The Israeli police said 27 officers were injured in the clashes, and at least three protesters were shot by police firing live rounds after they felt “real danger to their lives.”

Israeli police in riot gear and on horses tried to corral the protesters, who broke through barricades and hurled chunks of sidewalk, batteries and rocks at the police.

Similarly violent protests have popped up all over the world as Eritrea, one of the world's most repressive countries, marks 30 years of independence with festivals held by Eritrea's diaspora across Europe and North America. Earlier this year, Eritrea called anti-government protesters marching against these events “asylum scum.”

Eritreans make up the majority of the more than 30,000 African asylum-seekers in Israel. They say they fled danger and persecution from a country known as the “North Korea of Africa” with forced lifetime military conscription in slavery-like conditions. 
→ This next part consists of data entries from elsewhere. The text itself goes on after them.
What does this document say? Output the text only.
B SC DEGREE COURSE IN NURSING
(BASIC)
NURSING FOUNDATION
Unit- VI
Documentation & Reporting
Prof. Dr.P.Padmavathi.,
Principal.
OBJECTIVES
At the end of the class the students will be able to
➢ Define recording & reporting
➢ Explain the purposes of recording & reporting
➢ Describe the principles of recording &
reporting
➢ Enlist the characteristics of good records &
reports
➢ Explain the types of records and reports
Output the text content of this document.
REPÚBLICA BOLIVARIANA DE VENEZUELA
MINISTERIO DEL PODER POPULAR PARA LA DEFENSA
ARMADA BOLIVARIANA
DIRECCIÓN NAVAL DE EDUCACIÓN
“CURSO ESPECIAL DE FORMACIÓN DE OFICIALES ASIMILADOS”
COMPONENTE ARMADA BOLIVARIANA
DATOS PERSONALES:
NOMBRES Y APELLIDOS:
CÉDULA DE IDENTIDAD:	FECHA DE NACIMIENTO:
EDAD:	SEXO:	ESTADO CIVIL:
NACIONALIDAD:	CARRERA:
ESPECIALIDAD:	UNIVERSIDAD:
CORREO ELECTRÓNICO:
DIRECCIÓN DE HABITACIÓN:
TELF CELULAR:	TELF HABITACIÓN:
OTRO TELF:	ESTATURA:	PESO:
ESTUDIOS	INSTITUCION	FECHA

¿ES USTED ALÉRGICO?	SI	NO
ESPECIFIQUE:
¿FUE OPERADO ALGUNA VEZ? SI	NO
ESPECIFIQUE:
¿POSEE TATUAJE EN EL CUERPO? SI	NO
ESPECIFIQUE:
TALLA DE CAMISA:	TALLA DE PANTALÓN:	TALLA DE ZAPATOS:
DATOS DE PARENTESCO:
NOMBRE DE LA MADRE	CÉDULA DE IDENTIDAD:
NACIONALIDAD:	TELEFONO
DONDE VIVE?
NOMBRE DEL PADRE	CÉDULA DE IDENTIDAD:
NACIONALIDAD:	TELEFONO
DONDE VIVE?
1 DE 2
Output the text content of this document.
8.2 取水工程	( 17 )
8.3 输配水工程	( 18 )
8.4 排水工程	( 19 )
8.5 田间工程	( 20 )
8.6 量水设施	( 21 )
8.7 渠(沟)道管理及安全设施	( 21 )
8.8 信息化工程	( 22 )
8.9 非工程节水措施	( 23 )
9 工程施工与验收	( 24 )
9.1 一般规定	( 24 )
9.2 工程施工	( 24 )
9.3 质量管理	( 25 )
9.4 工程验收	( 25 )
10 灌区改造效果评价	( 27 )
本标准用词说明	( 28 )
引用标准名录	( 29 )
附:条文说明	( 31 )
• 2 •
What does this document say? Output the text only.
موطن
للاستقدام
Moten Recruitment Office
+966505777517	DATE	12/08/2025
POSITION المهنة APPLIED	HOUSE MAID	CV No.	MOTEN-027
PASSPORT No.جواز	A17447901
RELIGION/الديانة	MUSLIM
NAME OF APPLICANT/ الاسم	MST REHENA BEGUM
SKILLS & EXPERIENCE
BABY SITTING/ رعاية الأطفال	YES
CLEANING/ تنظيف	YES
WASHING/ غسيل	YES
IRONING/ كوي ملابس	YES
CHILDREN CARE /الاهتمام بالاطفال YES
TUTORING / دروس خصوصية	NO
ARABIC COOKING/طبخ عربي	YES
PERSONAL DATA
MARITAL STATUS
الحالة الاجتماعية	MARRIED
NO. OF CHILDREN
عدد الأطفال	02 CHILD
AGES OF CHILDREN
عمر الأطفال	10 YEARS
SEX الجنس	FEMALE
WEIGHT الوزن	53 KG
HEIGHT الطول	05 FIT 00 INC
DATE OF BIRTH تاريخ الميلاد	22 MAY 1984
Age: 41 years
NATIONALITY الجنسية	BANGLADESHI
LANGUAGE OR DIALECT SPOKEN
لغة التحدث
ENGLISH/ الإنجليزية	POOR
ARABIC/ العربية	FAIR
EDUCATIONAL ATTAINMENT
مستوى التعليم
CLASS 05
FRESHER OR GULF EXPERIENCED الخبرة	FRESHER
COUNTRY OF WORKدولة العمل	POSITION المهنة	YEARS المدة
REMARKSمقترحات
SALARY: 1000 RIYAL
President Isaias Afwerki, 77, has led Eritrea since 1993, taking power after the country won independence from Ethiopia in a long guerrilla war. There have been no elections, there's no free media and exit visas are required. Many young people are forced into military service with no end date, human rights groups and United Nations experts say.

The nation on the Horn of Africa has one of the world's worst human rights records, and the asylum-seekers fear death if they were to return.

In Israel, they face an uncertain future as the state has attempts to deport them. But despite the struggle to stay, in often squalid conditions, many say they enjoy some freedoms they never would have at home — like the right to protest.